Do you know of companies that have done that?
    A software company I work with significantly cut the percentage of employees receiving options in a given year in anticipation of upcoming accounting changes. Before, half the employees got them; now a quarter do. At the same time, they provided an across-the-board salary increase over normal merit raises. Employee response was good, and compared to keeping their old option program under expensing, they’ve eliminated a third of the cost, even with the salary increase.


Companies that cut options won’t talk about it because they don’t want to look like bad guys. But companies that replace options with something else aren’t talking either. Why not?
    They want to keep a leg up on the competition. If Company A comes up with a good response, the way they want other companies to find out about it is when they start taking good employees.

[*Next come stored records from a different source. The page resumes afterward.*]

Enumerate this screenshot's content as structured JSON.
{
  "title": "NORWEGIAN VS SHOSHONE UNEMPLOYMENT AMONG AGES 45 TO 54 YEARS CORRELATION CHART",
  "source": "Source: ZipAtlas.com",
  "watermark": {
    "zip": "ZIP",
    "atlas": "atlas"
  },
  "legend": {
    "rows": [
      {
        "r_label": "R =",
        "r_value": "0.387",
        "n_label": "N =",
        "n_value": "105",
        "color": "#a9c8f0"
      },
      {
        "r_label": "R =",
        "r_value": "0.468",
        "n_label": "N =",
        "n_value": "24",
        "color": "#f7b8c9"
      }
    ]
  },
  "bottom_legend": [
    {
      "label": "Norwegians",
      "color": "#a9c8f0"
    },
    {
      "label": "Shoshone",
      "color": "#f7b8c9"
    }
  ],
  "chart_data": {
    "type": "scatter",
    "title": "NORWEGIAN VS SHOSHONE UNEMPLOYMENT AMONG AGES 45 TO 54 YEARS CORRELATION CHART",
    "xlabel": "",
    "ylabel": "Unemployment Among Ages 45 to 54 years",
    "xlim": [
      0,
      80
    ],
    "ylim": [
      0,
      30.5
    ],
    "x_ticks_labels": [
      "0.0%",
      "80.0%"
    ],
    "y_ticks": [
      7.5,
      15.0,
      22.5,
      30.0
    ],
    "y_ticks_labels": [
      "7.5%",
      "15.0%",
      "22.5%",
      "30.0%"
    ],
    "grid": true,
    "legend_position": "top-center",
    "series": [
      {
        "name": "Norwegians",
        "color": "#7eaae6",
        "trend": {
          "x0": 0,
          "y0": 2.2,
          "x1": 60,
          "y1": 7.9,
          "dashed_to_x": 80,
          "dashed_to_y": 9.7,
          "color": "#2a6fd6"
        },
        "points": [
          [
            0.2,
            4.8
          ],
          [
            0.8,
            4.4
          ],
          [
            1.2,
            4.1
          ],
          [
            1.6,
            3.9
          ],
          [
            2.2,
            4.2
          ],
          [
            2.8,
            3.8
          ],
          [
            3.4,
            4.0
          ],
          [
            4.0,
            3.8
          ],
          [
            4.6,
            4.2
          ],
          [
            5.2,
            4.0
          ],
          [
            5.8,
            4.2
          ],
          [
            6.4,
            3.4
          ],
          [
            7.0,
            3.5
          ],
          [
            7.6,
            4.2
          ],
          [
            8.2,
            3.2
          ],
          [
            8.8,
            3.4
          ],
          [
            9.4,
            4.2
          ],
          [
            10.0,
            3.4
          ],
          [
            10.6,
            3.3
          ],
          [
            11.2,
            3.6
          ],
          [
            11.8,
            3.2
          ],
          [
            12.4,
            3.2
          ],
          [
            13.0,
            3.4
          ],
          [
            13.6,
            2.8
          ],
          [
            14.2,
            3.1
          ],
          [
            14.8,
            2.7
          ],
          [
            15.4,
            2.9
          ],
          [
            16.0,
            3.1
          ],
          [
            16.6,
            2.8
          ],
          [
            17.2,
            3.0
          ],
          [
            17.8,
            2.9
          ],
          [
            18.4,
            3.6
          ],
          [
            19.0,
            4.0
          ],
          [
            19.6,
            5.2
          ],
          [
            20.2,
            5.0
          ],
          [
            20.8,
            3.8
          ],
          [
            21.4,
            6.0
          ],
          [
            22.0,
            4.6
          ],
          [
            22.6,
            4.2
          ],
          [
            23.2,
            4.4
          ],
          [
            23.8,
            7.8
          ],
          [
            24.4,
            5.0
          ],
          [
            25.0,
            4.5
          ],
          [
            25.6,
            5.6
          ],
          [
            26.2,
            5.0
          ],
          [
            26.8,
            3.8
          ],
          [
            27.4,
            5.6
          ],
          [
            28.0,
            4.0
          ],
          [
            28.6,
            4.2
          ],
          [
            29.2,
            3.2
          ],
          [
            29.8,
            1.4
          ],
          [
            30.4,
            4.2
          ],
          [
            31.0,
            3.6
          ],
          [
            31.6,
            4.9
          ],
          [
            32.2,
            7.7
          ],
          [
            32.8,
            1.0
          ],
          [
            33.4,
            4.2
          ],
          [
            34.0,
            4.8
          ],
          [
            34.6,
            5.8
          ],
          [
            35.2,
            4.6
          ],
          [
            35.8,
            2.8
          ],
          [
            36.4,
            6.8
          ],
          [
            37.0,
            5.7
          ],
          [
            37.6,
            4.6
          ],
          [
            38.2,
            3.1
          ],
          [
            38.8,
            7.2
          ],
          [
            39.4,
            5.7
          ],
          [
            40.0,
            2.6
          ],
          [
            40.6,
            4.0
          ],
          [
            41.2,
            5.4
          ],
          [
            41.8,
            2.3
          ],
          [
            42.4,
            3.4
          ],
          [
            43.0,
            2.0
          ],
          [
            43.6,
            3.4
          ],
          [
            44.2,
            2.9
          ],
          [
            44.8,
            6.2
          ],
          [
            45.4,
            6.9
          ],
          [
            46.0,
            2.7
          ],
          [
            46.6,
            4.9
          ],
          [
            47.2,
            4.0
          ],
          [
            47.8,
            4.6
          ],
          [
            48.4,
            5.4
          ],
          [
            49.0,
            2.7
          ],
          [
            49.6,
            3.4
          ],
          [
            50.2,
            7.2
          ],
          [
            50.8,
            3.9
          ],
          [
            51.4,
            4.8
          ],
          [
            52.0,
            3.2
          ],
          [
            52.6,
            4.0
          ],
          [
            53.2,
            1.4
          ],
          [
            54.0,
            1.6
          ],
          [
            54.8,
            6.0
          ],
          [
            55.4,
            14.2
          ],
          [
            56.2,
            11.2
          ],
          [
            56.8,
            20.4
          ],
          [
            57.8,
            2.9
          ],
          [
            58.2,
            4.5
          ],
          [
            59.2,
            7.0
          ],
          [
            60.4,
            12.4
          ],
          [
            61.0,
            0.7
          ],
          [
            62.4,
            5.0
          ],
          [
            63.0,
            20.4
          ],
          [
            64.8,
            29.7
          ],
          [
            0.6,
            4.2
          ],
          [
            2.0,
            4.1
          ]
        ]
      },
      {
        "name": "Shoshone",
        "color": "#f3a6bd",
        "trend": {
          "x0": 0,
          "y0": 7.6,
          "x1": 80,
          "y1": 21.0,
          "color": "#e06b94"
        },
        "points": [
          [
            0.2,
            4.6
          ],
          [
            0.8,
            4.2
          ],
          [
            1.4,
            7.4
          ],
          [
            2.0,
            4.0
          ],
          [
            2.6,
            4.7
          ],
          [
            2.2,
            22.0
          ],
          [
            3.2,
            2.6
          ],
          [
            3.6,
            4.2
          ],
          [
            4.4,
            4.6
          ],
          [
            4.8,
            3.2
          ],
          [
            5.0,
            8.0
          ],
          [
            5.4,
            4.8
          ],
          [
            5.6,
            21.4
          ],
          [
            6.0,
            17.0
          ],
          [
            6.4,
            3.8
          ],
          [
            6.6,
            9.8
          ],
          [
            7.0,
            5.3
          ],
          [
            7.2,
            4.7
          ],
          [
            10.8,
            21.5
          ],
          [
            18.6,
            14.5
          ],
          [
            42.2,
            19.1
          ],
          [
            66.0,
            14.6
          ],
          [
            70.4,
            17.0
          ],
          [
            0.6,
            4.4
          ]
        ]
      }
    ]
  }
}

Some companies are committed to giving stock options even if it depresses earnings. Why?
    One thing that came through in the survey is that equity compensation isn’t dead. You’re still going to have a significant minority, 35 to 40 percent, that uses equity incentives, and options are still the primary vehicle up and down the ladder.


When will the accounting changes take effect?
    That’s the $64 million question. After the FASB roundtables in June, they announced there may be a delay. That may be in response to feedback we gave them that if changes aren’t released until the end of the year, people won’t have their systems up and running for Q1 reporting. I think FASB will make their release after the first of the year.


How could Congress affect the accounting rules?
    FASB is a non-governmental body, so Congress could overrule it. There’s a range of proposed legislation out there, from pro-option to anti-option. The bill [that has gone the furthest] passed the House in July. That would expense options only for the top five executives. It’s a compromise, and compromises are never good accounting. But the Senate Finance Committee said they wouldn’t take it up this year. Another bill says FASB can’t do anything for three years while the SEC studies the issue. Another says you only get a tax deduction to the extent that you take an accounting charge, which is even more onerous. Another bill says executives and directors can’t be granted stock options. If you wanted to put money on something passing this year, I’d be happy to bet against you.


Meanwhile, what’s a human resources manager to do?
    Get ready. Practically speaking, there will be expensing; it’s just a question of whether it’ll be in 2005 or 2006. A good compensation director or vice president of human resources is looking at what the cost would be of continuing the existing program, what they could do to deliver comparable perceived value at a lower cost, and whether their programs are already structured so that they could do that.

Michelle Rafter is a Workforce contributing editor.